Mechanical properties of thermally damaged mortar under coupled static-dynamic loading

In buildings that experience fires, cement mortar is subjected to high-temperature environments and not only the weight of the structure above but also blast loads, leading to structural damage and loss of load-bearing capacity. To investigate the static and dynamic mechanical properties of thermally damaged mortar, a series of tests utilizing modified split Hopkinson pressure bar were conducted. These tests included quasi-static, conventional dynamic and coupled static-dynamic loading tests on mortar specimens that were subjected to seven temperature levels: 20°C, 100°C, 200°C, 300°C, 400°C, 500°C, and 600°C. The test results revealed that both the thermal damage and loading method had an impact on the mechanical properties and damage characteristics of the mortar specimens.

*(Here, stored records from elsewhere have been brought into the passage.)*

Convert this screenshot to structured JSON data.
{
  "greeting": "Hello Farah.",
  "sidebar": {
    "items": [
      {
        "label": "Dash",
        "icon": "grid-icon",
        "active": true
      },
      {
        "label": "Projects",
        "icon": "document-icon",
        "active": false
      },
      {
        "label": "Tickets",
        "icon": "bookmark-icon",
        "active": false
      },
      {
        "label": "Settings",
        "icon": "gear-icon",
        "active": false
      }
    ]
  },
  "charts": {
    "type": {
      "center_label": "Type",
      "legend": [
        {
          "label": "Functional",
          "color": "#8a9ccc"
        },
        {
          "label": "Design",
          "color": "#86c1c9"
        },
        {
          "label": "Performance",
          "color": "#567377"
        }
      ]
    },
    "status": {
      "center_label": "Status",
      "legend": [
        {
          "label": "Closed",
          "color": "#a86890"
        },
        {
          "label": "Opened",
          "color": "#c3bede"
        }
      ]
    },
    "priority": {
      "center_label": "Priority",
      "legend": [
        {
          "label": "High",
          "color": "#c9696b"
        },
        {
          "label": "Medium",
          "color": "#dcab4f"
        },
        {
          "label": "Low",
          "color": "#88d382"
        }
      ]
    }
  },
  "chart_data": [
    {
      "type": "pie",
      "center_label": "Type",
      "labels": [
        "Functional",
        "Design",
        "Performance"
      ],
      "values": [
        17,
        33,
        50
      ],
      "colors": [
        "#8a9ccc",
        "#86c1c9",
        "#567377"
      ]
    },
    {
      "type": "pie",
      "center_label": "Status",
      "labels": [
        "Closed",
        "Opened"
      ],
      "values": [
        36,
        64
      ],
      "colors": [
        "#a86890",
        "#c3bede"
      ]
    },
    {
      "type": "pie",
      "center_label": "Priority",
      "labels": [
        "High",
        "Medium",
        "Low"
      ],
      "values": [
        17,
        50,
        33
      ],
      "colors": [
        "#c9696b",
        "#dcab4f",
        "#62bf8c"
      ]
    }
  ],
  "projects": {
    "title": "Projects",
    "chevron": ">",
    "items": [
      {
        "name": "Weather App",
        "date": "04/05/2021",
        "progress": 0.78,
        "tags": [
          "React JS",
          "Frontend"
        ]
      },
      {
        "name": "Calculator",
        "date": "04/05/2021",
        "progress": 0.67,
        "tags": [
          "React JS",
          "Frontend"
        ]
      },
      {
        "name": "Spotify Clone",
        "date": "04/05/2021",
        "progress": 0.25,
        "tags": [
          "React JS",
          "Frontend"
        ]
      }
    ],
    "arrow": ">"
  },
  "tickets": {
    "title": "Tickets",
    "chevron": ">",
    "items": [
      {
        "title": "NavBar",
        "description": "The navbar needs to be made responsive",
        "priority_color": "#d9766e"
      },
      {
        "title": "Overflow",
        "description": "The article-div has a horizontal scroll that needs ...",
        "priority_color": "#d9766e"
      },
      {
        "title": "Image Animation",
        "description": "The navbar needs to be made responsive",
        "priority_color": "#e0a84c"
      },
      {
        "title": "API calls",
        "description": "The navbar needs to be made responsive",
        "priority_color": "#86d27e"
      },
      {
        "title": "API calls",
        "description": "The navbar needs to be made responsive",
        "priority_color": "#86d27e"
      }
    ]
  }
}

The compressive strength, elastic modulus and absorbed energy ratio of mortar decreased as temperature increased. Notably, the quasi-static strength loss rate was 60% when the temperature reached 600°C. Under coupled static-dynamic loading, the specimens exhibited higher strength, elastic modulus, reflected energy ratio, and transmitted energy ratio. Conversely, they had lower average strain rates and absorbed energy ratios. Intriguingly, the dynamic growth factor had a relative increase of 0.7–2.0 compared with other loading methods. Furthermore, the higher temperature, the higher fragmentation of the specimens in the fragmentation pattern. Conventional dynamic loading resulted in the greatest degree of fragmentation. The findings provide a scientific basis for the design and evaluation of concrete shockproof and explosion-resistant structures.